Türkiye'deki istatistiklere bakıldığında kültür amaçlı turizm çok çok küçük bir yere (% 0,8 – 1,5) sahip.
Kitapta o verileri kullandım ama bu rakamlara pek güvenmiyorum, çünkü TUİK'in yapmış olduğu çalışmalar çoğunlukla ankete dayalı. İyi sonuçlar elde edebilmeniz için anketörlerin çok iyi yetişmiş olması, deneklerin de çok iyi seçilmiş olması lazım. TUİK'in turizm konulu çalışmalarında ikisi de yok. Ama halkımızın büyük bir çoğunluğu gezemiyor. Gezenlerin de gittikleri yerler akraba yanı. Özellikle son dönemde kültür endüstrileri dediğimiz kavram ortaya çıktı. Bu da klasik kültür turizmi kavramını geliştirdi. Doğal, tarihsel ve kültürel varlıklar hep birlikte kültür turizminin konusudur. Artık bunlara kültür endüstrileri, yaratıcı endüstriler de eklendi.
Venedik, kültür turizmi için iyi bir örnek. Festivalinin bu kente ne kazandırdığı ortada, eğer kültür turizmini gerçekleştirmemiş olsalardı şu ana kadar çoktan batmışlardı.
Turizmi 12 aya yaymak da çok önemli…
Turizmi hem 12 aya, hem de tüm Türkiye'ye yaymak gerekiyor. Türkiye için konuşacak olursak, kültürel uğrakların çok güzel bir şekilde dağıldığını söyleyebiliriz.
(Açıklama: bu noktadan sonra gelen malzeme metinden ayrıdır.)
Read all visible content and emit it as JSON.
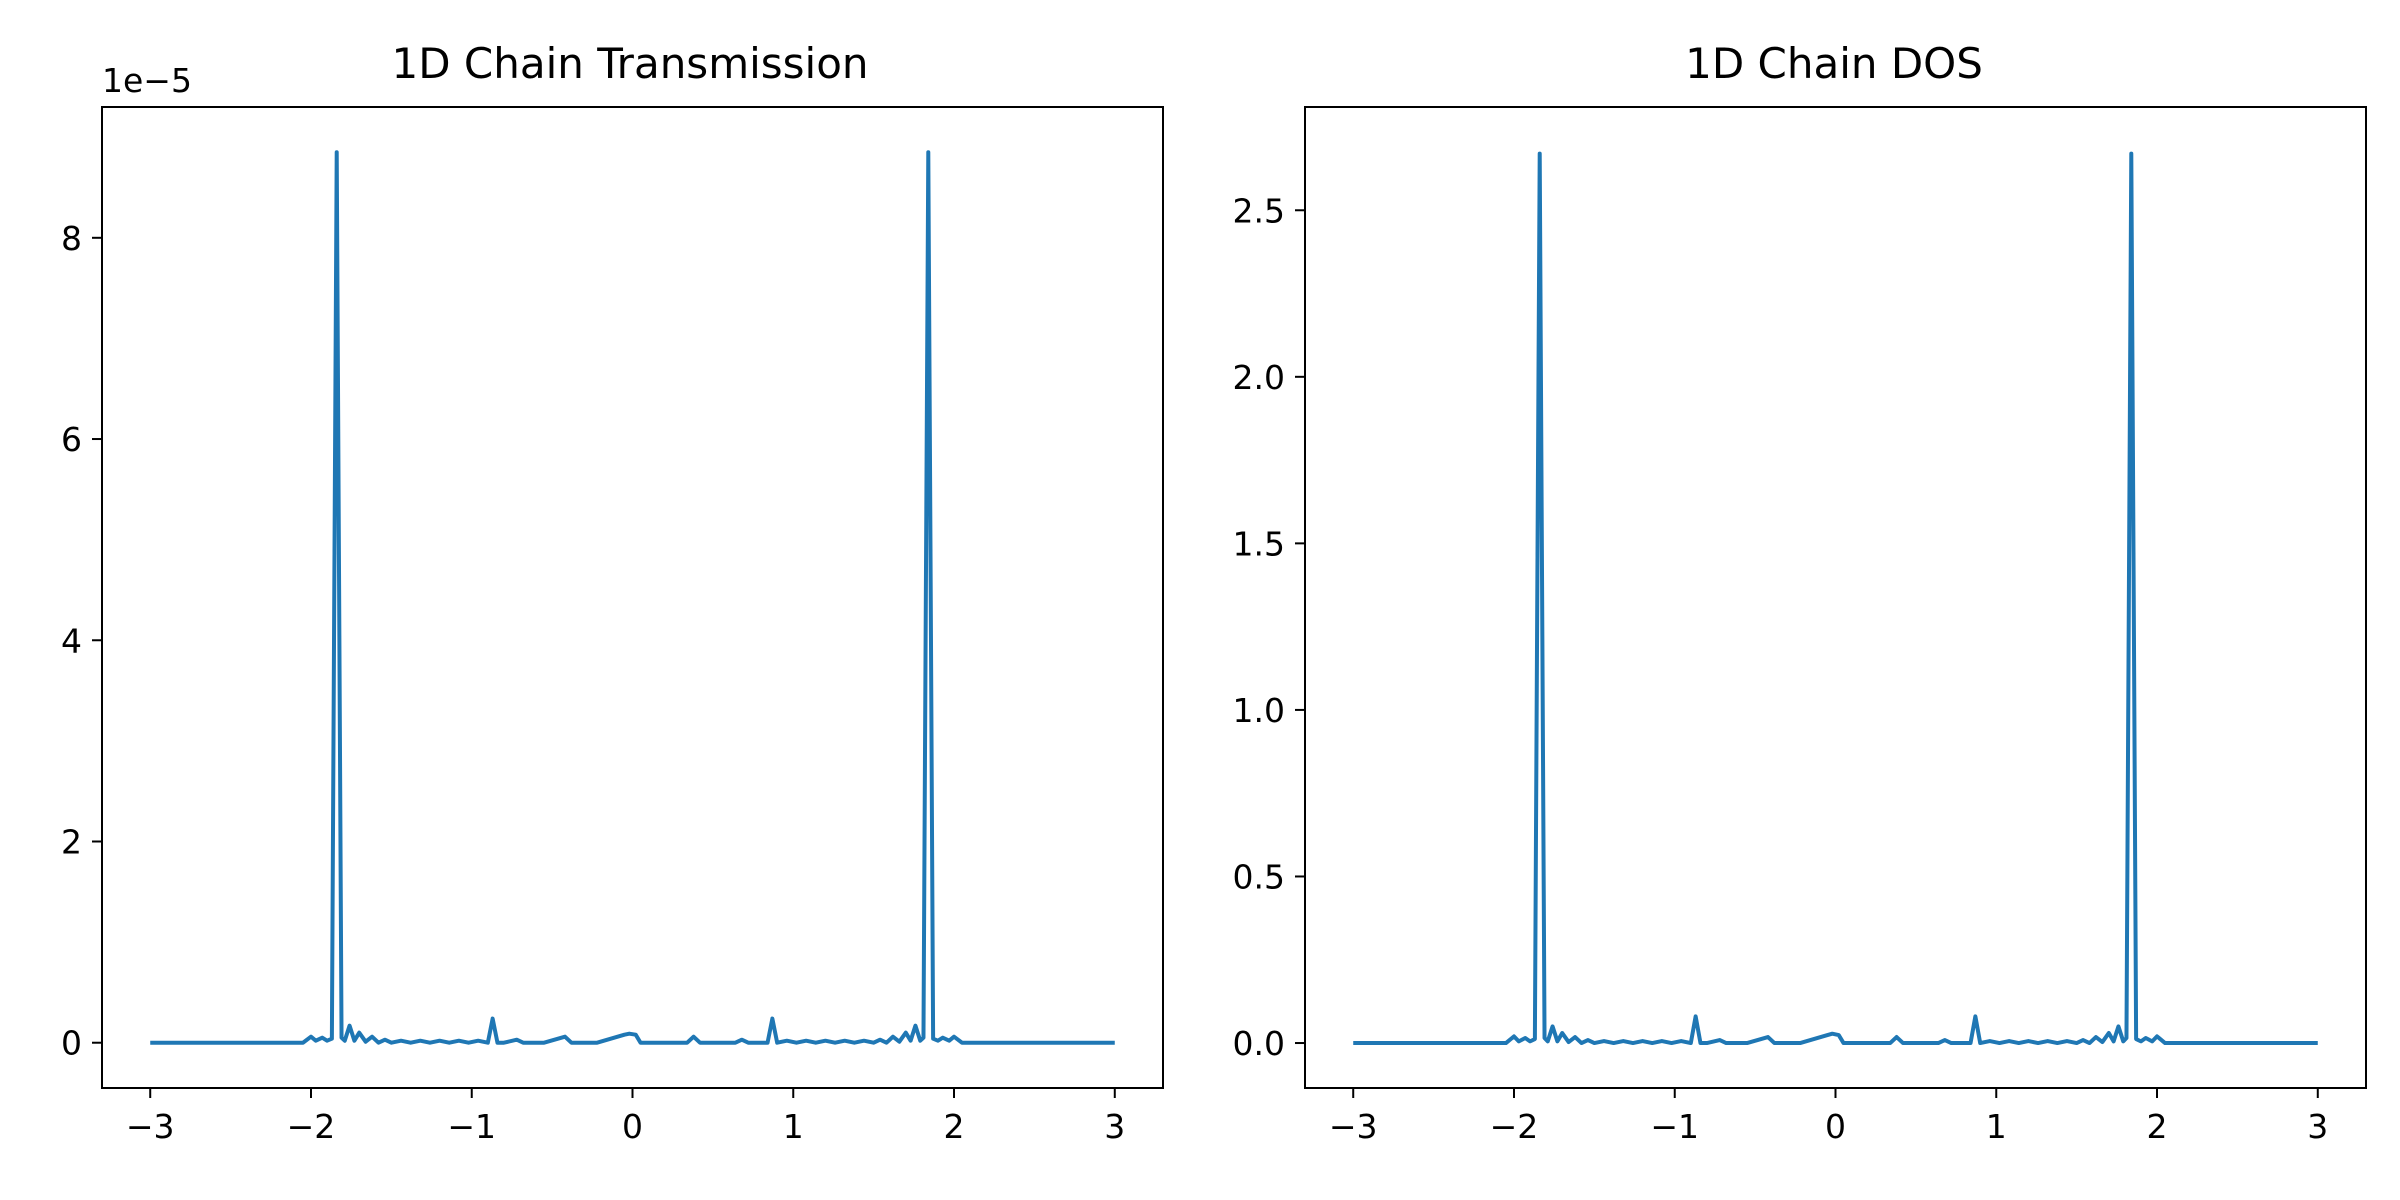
{
  "chart_data": [
    {
      "type": "line",
      "title": "1D Chain Transmission",
      "xlabel": "",
      "ylabel": "",
      "offset_label": "1e−5",
      "xlim": [
        -3.3,
        3.3
      ],
      "ylim": [
        -0.45,
        9.3
      ],
      "xticks": [
        -3,
        -2,
        -1,
        0,
        1,
        2,
        3
      ],
      "xtick_labels": [
        "−3",
        "−2",
        "−1",
        "0",
        "1",
        "2",
        "3"
      ],
      "yticks": [
        0,
        2,
        4,
        6,
        8
      ],
      "ytick_labels": [
        "0",
        "2",
        "4",
        "6",
        "8"
      ],
      "color": "#1f77b4",
      "x": [
        -3.0,
        -2.05,
        -2.0,
        -1.97,
        -1.93,
        -1.9,
        -1.87,
        -1.855,
        -1.84,
        -1.825,
        -1.81,
        -1.79,
        -1.76,
        -1.73,
        -1.7,
        -1.66,
        -1.62,
        -1.58,
        -1.54,
        -1.5,
        -1.44,
        -1.38,
        -1.32,
        -1.26,
        -1.2,
        -1.14,
        -1.08,
        -1.02,
        -0.96,
        -0.9,
        -0.87,
        -0.84,
        -0.8,
        -0.72,
        -0.68,
        -0.64,
        -0.55,
        -0.42,
        -0.38,
        -0.34,
        -0.22,
        -0.05,
        -0.02,
        0.02,
        0.05,
        0.22,
        0.34,
        0.38,
        0.42,
        0.55,
        0.64,
        0.68,
        0.72,
        0.8,
        0.84,
        0.87,
        0.9,
        0.96,
        1.02,
        1.08,
        1.14,
        1.2,
        1.26,
        1.32,
        1.38,
        1.44,
        1.5,
        1.54,
        1.58,
        1.62,
        1.66,
        1.7,
        1.73,
        1.76,
        1.79,
        1.81,
        1.825,
        1.84,
        1.855,
        1.87,
        1.9,
        1.93,
        1.97,
        2.0,
        2.05,
        3.0
      ],
      "values": [
        0.0,
        0.0,
        0.06,
        0.02,
        0.05,
        0.02,
        0.04,
        4.5,
        8.85,
        4.5,
        0.05,
        0.02,
        0.17,
        0.02,
        0.1,
        0.01,
        0.06,
        0.0,
        0.03,
        0.0,
        0.02,
        0.0,
        0.02,
        0.0,
        0.02,
        0.0,
        0.02,
        0.0,
        0.02,
        0.0,
        0.24,
        0.0,
        0.0,
        0.03,
        0.0,
        0.0,
        0.0,
        0.06,
        0.0,
        0.0,
        0.0,
        0.08,
        0.09,
        0.08,
        0.0,
        0.0,
        0.0,
        0.06,
        0.0,
        0.0,
        0.0,
        0.03,
        0.0,
        0.0,
        0.0,
        0.24,
        0.0,
        0.02,
        0.0,
        0.02,
        0.0,
        0.02,
        0.0,
        0.02,
        0.0,
        0.02,
        0.0,
        0.03,
        0.0,
        0.06,
        0.01,
        0.1,
        0.02,
        0.17,
        0.02,
        0.05,
        4.5,
        8.85,
        4.5,
        0.04,
        0.02,
        0.05,
        0.02,
        0.06,
        0.0,
        0.0
      ]
    },
    {
      "type": "line",
      "title": "1D Chain DOS",
      "xlabel": "",
      "ylabel": "",
      "xlim": [
        -3.3,
        3.3
      ],
      "ylim": [
        -0.135,
        2.81
      ],
      "xticks": [
        -3,
        -2,
        -1,
        0,
        1,
        2,
        3
      ],
      "xtick_labels": [
        "−3",
        "−2",
        "−1",
        "0",
        "1",
        "2",
        "3"
      ],
      "yticks": [
        0.0,
        0.5,
        1.0,
        1.5,
        2.0,
        2.5
      ],
      "ytick_labels": [
        "0.0",
        "0.5",
        "1.0",
        "1.5",
        "2.0",
        "2.5"
      ],
      "color": "#1f77b4",
      "x": [
        -3.0,
        -2.05,
        -2.0,
        -1.97,
        -1.93,
        -1.9,
        -1.87,
        -1.855,
        -1.84,
        -1.825,
        -1.81,
        -1.79,
        -1.76,
        -1.73,
        -1.7,
        -1.66,
        -1.62,
        -1.58,
        -1.54,
        -1.5,
        -1.44,
        -1.38,
        -1.32,
        -1.26,
        -1.2,
        -1.14,
        -1.08,
        -1.02,
        -0.96,
        -0.9,
        -0.87,
        -0.84,
        -0.8,
        -0.72,
        -0.68,
        -0.64,
        -0.55,
        -0.42,
        -0.38,
        -0.34,
        -0.22,
        -0.05,
        -0.02,
        0.02,
        0.05,
        0.22,
        0.34,
        0.38,
        0.42,
        0.55,
        0.64,
        0.68,
        0.72,
        0.8,
        0.84,
        0.87,
        0.9,
        0.96,
        1.02,
        1.08,
        1.14,
        1.2,
        1.26,
        1.32,
        1.38,
        1.44,
        1.5,
        1.54,
        1.58,
        1.62,
        1.66,
        1.7,
        1.73,
        1.76,
        1.79,
        1.81,
        1.825,
        1.84,
        1.855,
        1.87,
        1.9,
        1.93,
        1.97,
        2.0,
        2.05,
        3.0
      ],
      "values": [
        0.0,
        0.0,
        0.02,
        0.005,
        0.015,
        0.005,
        0.012,
        1.35,
        2.67,
        1.35,
        0.015,
        0.005,
        0.05,
        0.005,
        0.03,
        0.003,
        0.018,
        0.0,
        0.009,
        0.0,
        0.006,
        0.0,
        0.006,
        0.0,
        0.006,
        0.0,
        0.006,
        0.0,
        0.006,
        0.0,
        0.08,
        0.0,
        0.0,
        0.009,
        0.0,
        0.0,
        0.0,
        0.018,
        0.0,
        0.0,
        0.0,
        0.024,
        0.028,
        0.024,
        0.0,
        0.0,
        0.0,
        0.018,
        0.0,
        0.0,
        0.0,
        0.009,
        0.0,
        0.0,
        0.0,
        0.08,
        0.0,
        0.006,
        0.0,
        0.006,
        0.0,
        0.006,
        0.0,
        0.006,
        0.0,
        0.006,
        0.0,
        0.009,
        0.0,
        0.018,
        0.003,
        0.03,
        0.005,
        0.05,
        0.005,
        0.015,
        1.35,
        2.67,
        1.35,
        0.012,
        0.005,
        0.015,
        0.005,
        0.02,
        0.0,
        0.0
      ]
    }
  ]
}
Maalesef her ülkede böyle bir altyapı yok, kültürel varlıklar bir bölgede toplanıyor, diğer bölgelerse doğal varlıklardan oluşuyor. Türkiye'de kültürel varlıklar çok ve coğrafi olarak neredeyse eşit bir biçimde yaygın. Güneydoğu'da Urfa ayrı, Gaziantep ayrı, Mardin ayrı… Doğu'da Van ayrı, Kars ayrı… Doğu Karadeniz farklı… Antalya dediğimiz GDK turizminin merkezi ama en esaslı antik kentler de orada: Aspendos, Perge, Side… Tabi bu durum turizm açısından eşitçi bir kazanımı beraberinde getiriyor.
Tabi bu hizmet sunumunun ne kadar eşitçi dağıldığı ile de ilgili…
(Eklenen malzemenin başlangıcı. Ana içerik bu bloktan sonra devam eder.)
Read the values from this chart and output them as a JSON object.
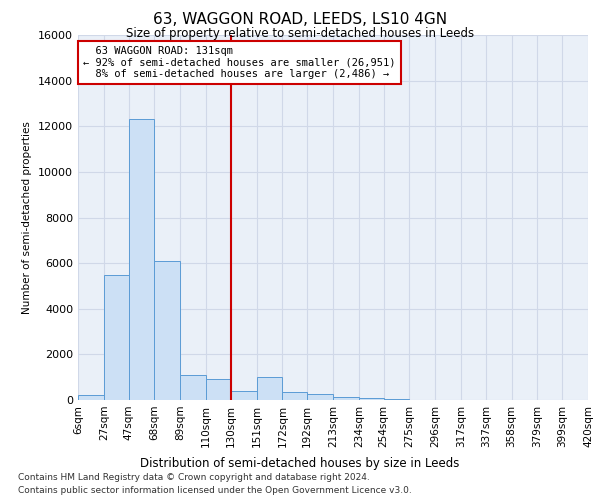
{
  "title": "63, WAGGON ROAD, LEEDS, LS10 4GN",
  "subtitle": "Size of property relative to semi-detached houses in Leeds",
  "xlabel": "Distribution of semi-detached houses by size in Leeds",
  "ylabel": "Number of semi-detached properties",
  "property_label": "63 WAGGON ROAD: 131sqm",
  "pct_smaller": 92,
  "count_smaller": 26951,
  "pct_larger": 8,
  "count_larger": 2486,
  "bin_labels": [
    "6sqm",
    "27sqm",
    "47sqm",
    "68sqm",
    "89sqm",
    "110sqm",
    "130sqm",
    "151sqm",
    "172sqm",
    "192sqm",
    "213sqm",
    "234sqm",
    "254sqm",
    "275sqm",
    "296sqm",
    "317sqm",
    "337sqm",
    "358sqm",
    "379sqm",
    "399sqm",
    "420sqm"
  ],
  "bin_starts": [
    6,
    27,
    47,
    68,
    89,
    110,
    130,
    151,
    172,
    192,
    213,
    234,
    254,
    275,
    296,
    317,
    337,
    358,
    379,
    399,
    420
  ],
  "bar_heights": [
    200,
    5500,
    12300,
    6100,
    1100,
    900,
    400,
    1000,
    350,
    250,
    150,
    80,
    50,
    0,
    0,
    0,
    0,
    0,
    0,
    0
  ],
  "bar_color": "#cce0f5",
  "bar_edge_color": "#5b9bd5",
  "red_line_x": 130,
  "annotation_box_color": "#ffffff",
  "annotation_box_edge_color": "#cc0000",
  "grid_color": "#d0d8e8",
  "background_color": "#eaf0f8",
  "ylim": [
    0,
    16000
  ],
  "yticks": [
    0,
    2000,
    4000,
    6000,
    8000,
    10000,
    12000,
    14000,
    16000
  ],
  "footer1": "Contains HM Land Registry data © Crown copyright and database right 2024.",
  "footer2": "Contains public sector information licensed under the Open Government Licence v3.0."
}
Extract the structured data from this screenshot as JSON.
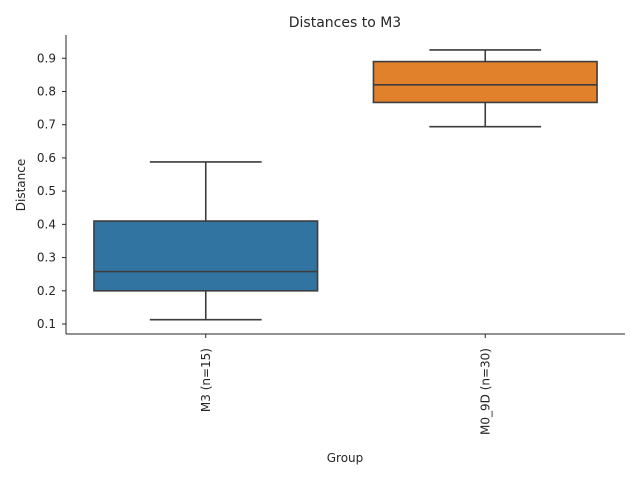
{
  "chart_data": {
    "type": "box",
    "title": "Distances to M3",
    "xlabel": "Group",
    "ylabel": "Distance",
    "ylim": [
      0.07,
      0.97
    ],
    "yticks": [
      "0.1",
      "0.2",
      "0.3",
      "0.4",
      "0.5",
      "0.6",
      "0.7",
      "0.8",
      "0.9"
    ],
    "grid": false,
    "categories": [
      "M3 (n=15)",
      "M0_9D (n=30)"
    ],
    "series": [
      {
        "category": "M3 (n=15)",
        "min": 0.113,
        "q1": 0.2,
        "median": 0.258,
        "q3": 0.41,
        "max": 0.588,
        "color": "#3274a1"
      },
      {
        "category": "M0_9D (n=30)",
        "min": 0.694,
        "q1": 0.767,
        "median": 0.82,
        "q3": 0.89,
        "max": 0.925,
        "color": "#e1812c"
      }
    ]
  }
}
Turizm bunun yolunu buluyor, zorluyor. Tabi zorlarken hatalar da yapılıyor. Son zamanlarda yerele önem verilmeye çalışılması önemli bir gelişme.
Bölge master planlarından bahsediyorsunuz kitabınızda…
O da çaresizce yapılıyor. Merkezi bir master planımız yok ki, bölge master planımız olsun. "Türkiye planlarında turizm" güzel bir araştırma konusu olabilir. Planlara bakıldığında hep güzel sözler, temenniler yer aldığı görülür.
Bizler, kültüre olan inancımızla, kendi kültürümüzün uzantısında bu güzergâhları zorladık. Tabi bunu sadece Türkler için değil, Batılılar için de yaptık.
Bugüne kadarki kaynaklara baktığınızda, Türkiye'nin parayı esas olarak kültür turizminden kazandığını görüyorsunuz. Önce gemilerle, sonra turlarla… Sonra talihsiz bir dönem yaşanıyor. Birinci Körfez Krizi'nden dolayı turistler Türkiye'ye gelmekten vazgeçince oteller fiyat kırmaya başlıyor, böylece tamamen GDK turizmine geçiliyor. Birinci Körfez Savaşı'ndan önce yabancı gezginlere kültür turizmi anlamında ne satmışsak, bugün de aynı yerdeyiz. Bunu müze girişlerinden rahatlıkla ölçebiliyoruz.